While the collapse of merger talks in November between SoftBank’s United States wireless unit Sprint Corp. and T-Mobile US Inc. dented gains in the Japanese company’s shares, they remain up 21 percent so far this year.

Walking away

A risk for SoftBank is the possibility of the Saudis walking away from the fund, Motonishi said. It would be especially negative for the firm’s credit if it began to borrow to fill in the hole, a scenario that he called very unlikely.

Even if the Saudis withdrew, other investors would likely jump in on expectations that the fund would generate high returns, said Yoshihiro Nakatani, senior fund manager at Asahi Life Asset Management Co. in Tokyo. “I’ve been hearing that there are many who want to invest in the Vision Fund” if there is room, he said. SoftBank stated earlier this year that it had delivered a 44 percent rate of return over the preceding 18 years on its investments in Internet companies.

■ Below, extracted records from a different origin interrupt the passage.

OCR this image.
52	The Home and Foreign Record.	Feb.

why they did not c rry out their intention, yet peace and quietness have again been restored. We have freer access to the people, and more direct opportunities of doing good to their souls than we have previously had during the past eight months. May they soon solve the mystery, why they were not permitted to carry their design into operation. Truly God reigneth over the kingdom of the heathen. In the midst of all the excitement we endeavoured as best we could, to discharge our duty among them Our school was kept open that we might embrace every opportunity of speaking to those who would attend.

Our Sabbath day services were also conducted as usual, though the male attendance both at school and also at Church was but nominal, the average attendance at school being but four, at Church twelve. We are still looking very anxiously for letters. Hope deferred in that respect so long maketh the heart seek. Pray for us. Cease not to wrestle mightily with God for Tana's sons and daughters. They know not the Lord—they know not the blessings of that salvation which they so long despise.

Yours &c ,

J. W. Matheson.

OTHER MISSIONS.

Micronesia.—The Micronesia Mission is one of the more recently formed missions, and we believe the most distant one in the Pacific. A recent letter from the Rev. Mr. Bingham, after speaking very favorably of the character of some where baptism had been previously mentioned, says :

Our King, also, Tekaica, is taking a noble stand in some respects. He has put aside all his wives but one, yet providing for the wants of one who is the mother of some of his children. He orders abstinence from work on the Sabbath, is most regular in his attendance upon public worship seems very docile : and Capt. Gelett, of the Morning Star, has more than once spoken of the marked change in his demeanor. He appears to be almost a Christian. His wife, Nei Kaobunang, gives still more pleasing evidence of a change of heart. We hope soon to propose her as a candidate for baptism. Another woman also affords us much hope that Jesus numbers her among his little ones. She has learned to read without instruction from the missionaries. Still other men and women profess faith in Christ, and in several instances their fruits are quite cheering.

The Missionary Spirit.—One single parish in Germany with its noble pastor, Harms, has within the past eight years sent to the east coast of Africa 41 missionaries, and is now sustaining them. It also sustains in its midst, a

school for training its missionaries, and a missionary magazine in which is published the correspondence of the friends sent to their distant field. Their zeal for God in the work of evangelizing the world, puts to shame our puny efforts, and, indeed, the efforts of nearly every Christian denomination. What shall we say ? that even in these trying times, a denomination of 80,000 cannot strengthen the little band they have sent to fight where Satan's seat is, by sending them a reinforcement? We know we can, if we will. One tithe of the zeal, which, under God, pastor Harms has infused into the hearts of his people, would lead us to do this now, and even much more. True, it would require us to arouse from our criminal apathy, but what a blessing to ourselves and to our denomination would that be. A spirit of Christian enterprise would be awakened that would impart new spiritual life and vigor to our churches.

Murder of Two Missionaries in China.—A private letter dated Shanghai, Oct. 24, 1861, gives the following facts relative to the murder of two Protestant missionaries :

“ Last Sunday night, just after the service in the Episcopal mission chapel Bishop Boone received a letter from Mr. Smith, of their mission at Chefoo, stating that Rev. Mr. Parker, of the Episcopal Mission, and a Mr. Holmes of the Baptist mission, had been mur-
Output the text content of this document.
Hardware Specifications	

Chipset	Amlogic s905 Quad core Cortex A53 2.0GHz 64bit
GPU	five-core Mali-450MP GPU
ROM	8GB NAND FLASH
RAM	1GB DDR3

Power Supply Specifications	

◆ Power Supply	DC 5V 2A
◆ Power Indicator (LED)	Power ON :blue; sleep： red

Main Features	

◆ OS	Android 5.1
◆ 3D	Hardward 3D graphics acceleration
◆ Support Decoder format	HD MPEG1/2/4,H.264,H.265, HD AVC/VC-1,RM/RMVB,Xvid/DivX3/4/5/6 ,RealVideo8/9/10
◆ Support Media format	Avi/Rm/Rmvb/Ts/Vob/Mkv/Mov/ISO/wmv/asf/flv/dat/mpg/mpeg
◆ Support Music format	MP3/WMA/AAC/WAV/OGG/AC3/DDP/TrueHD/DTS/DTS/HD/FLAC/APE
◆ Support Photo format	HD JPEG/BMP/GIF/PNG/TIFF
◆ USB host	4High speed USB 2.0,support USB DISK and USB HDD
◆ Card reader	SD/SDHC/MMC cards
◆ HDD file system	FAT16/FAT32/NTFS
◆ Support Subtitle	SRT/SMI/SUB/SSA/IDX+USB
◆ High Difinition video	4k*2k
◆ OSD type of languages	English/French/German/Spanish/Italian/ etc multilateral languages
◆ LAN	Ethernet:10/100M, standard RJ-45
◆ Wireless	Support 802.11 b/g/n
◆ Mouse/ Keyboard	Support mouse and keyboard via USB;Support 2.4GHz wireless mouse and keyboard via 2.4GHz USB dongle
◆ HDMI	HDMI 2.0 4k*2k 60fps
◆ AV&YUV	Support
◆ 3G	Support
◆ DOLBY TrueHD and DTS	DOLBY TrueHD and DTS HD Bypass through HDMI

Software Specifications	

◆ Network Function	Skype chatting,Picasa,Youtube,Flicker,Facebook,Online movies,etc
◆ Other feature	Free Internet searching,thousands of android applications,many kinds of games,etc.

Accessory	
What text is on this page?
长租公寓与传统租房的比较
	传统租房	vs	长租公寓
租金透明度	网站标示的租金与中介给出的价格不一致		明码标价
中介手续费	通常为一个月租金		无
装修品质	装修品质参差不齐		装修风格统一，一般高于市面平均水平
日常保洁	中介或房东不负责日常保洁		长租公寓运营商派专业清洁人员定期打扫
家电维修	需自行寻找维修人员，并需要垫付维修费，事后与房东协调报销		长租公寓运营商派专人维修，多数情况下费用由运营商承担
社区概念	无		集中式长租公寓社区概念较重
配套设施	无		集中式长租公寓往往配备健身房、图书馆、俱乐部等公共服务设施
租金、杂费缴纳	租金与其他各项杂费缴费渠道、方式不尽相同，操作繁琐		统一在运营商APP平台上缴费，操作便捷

Son isn’t the only one in Japan wooing Saudi Arabia. Prime Minister Shinzo Abe and King Salman have been trying to strengthen bilateral cooperation through a package of initiatives announced in March. Japan wants to export more to Saudi Arabia in addition to buying its oil, whereas the Middle Eastern nation wants cutting-edge Japanese technologies to reduce its reliance on oil.

Japanese firms including Toyota Motor Corp., synthetic fibers maker Toyobo Co. and engineering service provider JFE Engineering Corp. have exchanged memorandums of cooperation with the Saudis, according to Japan’s Ministry of Economy, Trade and Industry.